Published 12 июля 2007,, 20:00

Modified 8 марта, 08:34

Updated 8 марта, 08:34

Красноармейский Гамлет

Красноармейский Гамлет

12 июля 2007, 20:00
Я всегда тянулся к фронтовикам и дружил с ними. От них пахло праздником Победы: разноцветными ракетами салютов, папиросами-«гвоздиками», водкой, «зеленым ветром шипра», зеркально надраенными сапогами в гармошку, крахмалом чистых подворотничков, но самое главное – красным знаменем с серпом и молотом (которые, неизвестно

Из сборника «Родному комсомолу» (1948) я сразу запомнил строки Винокурова :

…А как-нибудь, выйдя из дому,

Я замру в удивленье: у дровяного сарая

Трое мальчиков, ползают по двору пустому

С деревянными ружьями, – в меня играя…

Я тоже был одним из таких мальчиков. Но, по словам другого автора того же сборника, Владимира Соколова: «Игра кончалась. Начиналась жизнь». Так произошло и со мной, и со всем поколением шестидесятников. Нашим фронтовикам удалось спасти мир от немецкого фашизма. Они не смогли сделать следующего шага, но дали нам пример освобождения самих себя от страхов.

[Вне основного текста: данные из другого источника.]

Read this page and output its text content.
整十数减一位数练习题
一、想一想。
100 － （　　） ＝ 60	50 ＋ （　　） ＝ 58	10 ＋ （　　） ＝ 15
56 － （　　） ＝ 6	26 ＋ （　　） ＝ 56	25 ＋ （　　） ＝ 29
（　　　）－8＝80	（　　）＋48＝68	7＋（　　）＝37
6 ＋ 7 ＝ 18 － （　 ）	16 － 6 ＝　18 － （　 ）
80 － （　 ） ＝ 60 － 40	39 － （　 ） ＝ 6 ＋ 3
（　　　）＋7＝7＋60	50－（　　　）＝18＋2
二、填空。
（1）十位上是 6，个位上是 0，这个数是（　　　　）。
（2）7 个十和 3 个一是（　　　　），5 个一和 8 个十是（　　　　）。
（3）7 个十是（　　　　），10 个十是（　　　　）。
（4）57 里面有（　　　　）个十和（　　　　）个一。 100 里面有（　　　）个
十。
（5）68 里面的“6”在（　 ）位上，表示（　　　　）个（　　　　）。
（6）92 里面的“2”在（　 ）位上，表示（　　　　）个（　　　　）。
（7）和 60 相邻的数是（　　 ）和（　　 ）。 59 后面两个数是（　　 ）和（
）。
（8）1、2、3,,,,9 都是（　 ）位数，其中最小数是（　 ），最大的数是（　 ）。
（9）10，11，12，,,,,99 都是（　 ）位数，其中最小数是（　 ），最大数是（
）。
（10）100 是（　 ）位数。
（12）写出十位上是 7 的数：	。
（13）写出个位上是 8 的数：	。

У нас, шестидесятников, тоже была своя Отечественная, когда мы по миллиметрам отвоевывали в нашей стране свободу. В этом была неразрывная связь фронтового и «оттепельного» поколений. Мы знали наизусть стихи фронтовиков и – было время – держались под перекрестным огнем тоже плечом к плечу, поэтому и выстояли. Мы, как они, не сумели добиться всего, чего хотели, но надеялись, что новое, постперестроечное поколение сделает еще один шаг вперед, на который мы не решились. Но это поколение неожиданно оказалось другим – оно начало с попытки похорон поколения предыдущего, занимаясь завистливым геростратизмом, поджогами чужих храмов вместо строительства собственных, и в результате в литературе «распалась связь времен». Слишком много энергии было потрачено на ниспровергательство и компроматы, попытки перечеркнуть предтеч, которые, в сущности, и добыли возможность печататься безо всякой цензуры. Но в этом и была трагедия «свободы слова», потому что слишком многим оказалось просто-напросто нечего сказать.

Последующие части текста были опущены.